- Royal Bank of Canada Global Asset Management is working on future proofing its portfolio of over $300 billion to protect its assets from the impact of climate change.
- IPCC, a United Nations body that advises the governments on climate science, has warned that a rise in global temperatures may result in more extreme weather patterns that could disrupt commercial activities worldwide.
- Asset managers are stepping up their efforts to monitor climate risks as investors are growing more concerned about how climate change will impact their money.

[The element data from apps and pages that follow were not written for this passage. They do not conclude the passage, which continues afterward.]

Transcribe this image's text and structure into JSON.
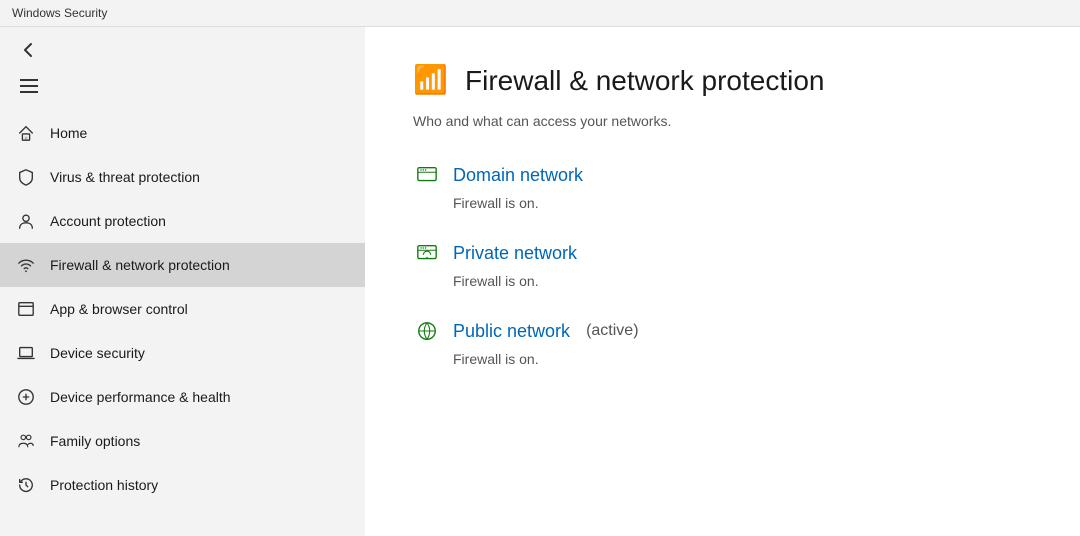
{
  "titleBar": {
    "title": "Windows Security"
  },
  "sidebar": {
    "navItems": [
      {
        "id": "home",
        "label": "Home",
        "icon": "home"
      },
      {
        "id": "virus",
        "label": "Virus & threat protection",
        "icon": "shield"
      },
      {
        "id": "account",
        "label": "Account protection",
        "icon": "person"
      },
      {
        "id": "firewall",
        "label": "Firewall & network protection",
        "icon": "wifi",
        "active": true
      },
      {
        "id": "appbrowser",
        "label": "App & browser control",
        "icon": "appbrowser"
      },
      {
        "id": "devicesecurity",
        "label": "Device security",
        "icon": "laptop"
      },
      {
        "id": "devicehealth",
        "label": "Device performance & health",
        "icon": "heart"
      },
      {
        "id": "family",
        "label": "Family options",
        "icon": "family"
      },
      {
        "id": "history",
        "label": "Protection history",
        "icon": "history"
      }
    ]
  },
  "content": {
    "pageTitle": "Firewall & network protection",
    "pageSubtitle": "Who and what can access your networks.",
    "networks": [
      {
        "id": "domain",
        "name": "Domain network",
        "active": false,
        "activeLabel": "",
        "status": "Firewall is on."
      },
      {
        "id": "private",
        "name": "Private network",
        "active": false,
        "activeLabel": "",
        "status": "Firewall is on."
      },
      {
        "id": "public",
        "name": "Public network",
        "active": true,
        "activeLabel": " (active)",
        "status": "Firewall is on."
      }
    ]
  },
  "icons": {
    "home": "⌂",
    "shield": "🛡",
    "person": "👤",
    "wifi": "📶",
    "appbrowser": "⬜",
    "laptop": "💻",
    "heart": "♡",
    "family": "👨‍👩‍👧",
    "history": "🔄",
    "firewallPage": "📡",
    "domain": "🏢",
    "private": "👥",
    "public": "💬"
  }
}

Future proofing any portfolio, especially one as large as the over-$300-billion one the asset management arm of the Royal Bank of Canada handles, is never easy. However, protecting its clients from the impact of a warming planet has required some structural changes to how it evaluates its investments.
The bank is intensifying its evaluation of its war chest through the lens of climate change, says Maia Becker, the director of corporate governance and responsible investment at RBC GAM, which provides financial services to high-net-worth investors and institutions around the world.
“We are looking at the broad transition impacts of climate change. So how does the transition to a low-carbon economy potentially positively or negatively impact a company?,” Becker told Karma. “We look at legislation. We look at shifts in technology. I think it’s going to be a much more comprehensive view of how a company and our portfolio and the firm gets exposed to climate risks and opportunities.”
The bank released a report about its more rigorous climate change review in April of this year.
The RBC GAM guide draws on the underlying data from the United Nations Intergovernmental Panel on Climate Change, which advises governments on climate science. The IPCC has modeled different scenarios for a world where the continued use of fossil fuels and carbon emissions leads to rising global temperatures and more extreme patterns such as floods or droughts. The IPCC has said that an increase in global temperatures above 1.5°C will result in catastrophic physical impacts that may require more investment in climate adaptation.
Becker’s team will oversee the work of looking at climate change risks across all industries where RBC GAM is invested to assess the long-term impact of different climate scenarios. The information will then be provided to the investment officers so they can make final decisions about the portfolio, which includes tailor-made investment strategies and multiple vehicles, including mutual and hedge funds.
The bank looks at granular details such as real estate investments in areas that may be more prone to flooding and wildfires or other weather events that will damage assets and increase insurance premiums.
In the energy sector, carbon pricing — a tax levied by governments in different countries such as Canada or Sweden on the production and consumption of fossil fuels — may make certain types of power more costly, says Becker.
“Power generation will largely be impacted by that and how that impacts their margins will depend on whether they can pass on those costs to their customers,” says Becker.
The report says greenhouse gas emitting sectors may face more litigation and liabilities related to climate change, while other energy assets located offshore may be affected by extreme weather patterns that disrupt business operations — all of this could negatively affect the value of an investor’s portfolio. The report also outlines opportunities such as shifting investments to fund the development of energy storage and renewables.
Becker’s team will be using methodologies such as those issued by the Financial Stability Board, a body set up by the G20 to advise on trends in the global financial system. Its task force prepared a guide on climate-related financial disclosures supported by organizations worldwide.
Asset managers are increasingly stepping up their ESG efforts, as investors are growing more concerned about how climate change will impact their money. RBC GAM joined Climate Action 100+, an activist shareholder investors group that pushes companies to transition to a low-carbon economy. The group is supported by 450 investors with about $40 trillion in assets under management.
More importantly, U.S. asset managers are also watching signs from the Securities and Exchange Commission that authorities are taking a closer look at how the industry measures ESG factors. The commission sent out a query to several asset managers asking them to disclose their standards and metrics in late 2019, according to sources familiar with the matter.
Becker says no industry will remain untouched as consumer habits are already changing in response to concerns about global warming. People are working from home, traveling less or eating less meat.
“We see a [consumer] shift away from some of the more carbon-intensive industries,” says Becker.